Providing a cover letter is an excellent way to make a great first impression and show potential employers why you are the right person for their job. It is usually composed of 2-4 paragraphs, with each one providing additional information that isn’t already included in your resume.

Cover letters provide recruiters with more insight into who you are as a professional and give them an opportunity to get to know you better before making any decisions about hiring you. Although they aren’t always required for every job application, it’s still beneficial to include one if possible as it can be the difference between getting an interview or not!

Below is an example cover letter:

Dear Ike,

I am writing to apply for the utilization review coordinator position at XYZ Company. With my experience in healthcare administration and my knowledge of medical coding, I am confident that I would be a valuable asset to your team.

In my current role as utilization review coordinator at ABC Company, I oversee all aspects of the utilization review process. This includes conducting reviews, analyzing data, and making recommendations to improve efficiency and effectiveness. I have also developed strong relationships with insurance companies and other stakeholders. In addition, I have experience training new employees on the utilization review process.

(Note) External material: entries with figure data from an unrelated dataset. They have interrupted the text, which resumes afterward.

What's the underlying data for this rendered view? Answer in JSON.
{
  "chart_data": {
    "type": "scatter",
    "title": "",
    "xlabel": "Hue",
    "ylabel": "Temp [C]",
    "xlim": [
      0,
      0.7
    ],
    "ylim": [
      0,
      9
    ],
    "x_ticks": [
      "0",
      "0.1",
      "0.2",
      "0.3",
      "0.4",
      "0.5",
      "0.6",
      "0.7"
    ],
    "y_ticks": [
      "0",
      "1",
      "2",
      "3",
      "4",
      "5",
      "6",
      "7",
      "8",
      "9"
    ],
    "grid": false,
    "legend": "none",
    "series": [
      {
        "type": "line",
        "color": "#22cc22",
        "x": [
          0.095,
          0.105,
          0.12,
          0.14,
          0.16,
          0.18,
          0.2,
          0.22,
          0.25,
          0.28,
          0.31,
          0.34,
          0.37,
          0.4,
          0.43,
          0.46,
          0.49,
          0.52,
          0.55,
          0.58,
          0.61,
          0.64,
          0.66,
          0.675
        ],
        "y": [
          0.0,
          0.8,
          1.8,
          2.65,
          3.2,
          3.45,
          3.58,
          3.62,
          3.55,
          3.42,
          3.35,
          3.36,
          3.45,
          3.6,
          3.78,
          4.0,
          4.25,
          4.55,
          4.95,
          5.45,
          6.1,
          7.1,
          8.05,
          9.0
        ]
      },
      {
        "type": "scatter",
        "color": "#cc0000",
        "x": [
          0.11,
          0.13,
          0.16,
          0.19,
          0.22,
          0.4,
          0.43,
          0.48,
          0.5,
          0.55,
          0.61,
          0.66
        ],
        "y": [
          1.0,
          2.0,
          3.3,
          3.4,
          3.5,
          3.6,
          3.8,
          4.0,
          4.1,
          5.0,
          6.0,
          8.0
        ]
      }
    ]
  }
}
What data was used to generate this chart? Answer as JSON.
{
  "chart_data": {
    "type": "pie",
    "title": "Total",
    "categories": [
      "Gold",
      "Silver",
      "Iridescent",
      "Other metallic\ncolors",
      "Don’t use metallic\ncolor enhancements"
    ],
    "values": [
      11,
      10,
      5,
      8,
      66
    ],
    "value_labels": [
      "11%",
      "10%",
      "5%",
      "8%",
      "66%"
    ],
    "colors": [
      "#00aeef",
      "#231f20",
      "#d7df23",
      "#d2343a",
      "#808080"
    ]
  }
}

I believe that my skills and experience would benefit XYZ Company in a number of ways. First, my experience in overseeing the utilization review process would be beneficial in ensuring that your organization is compliant with all regulations. Second, my strong relationships with insurance companies would help facilitate communication and collaboration betweenXYZ Company and payers. Finally, my ability to train new employees would be helpful in onboarding new staff members into the Utilization Review Department.

Thank you for your time and consideration; I look forward to speaking with you about this opportunity soon.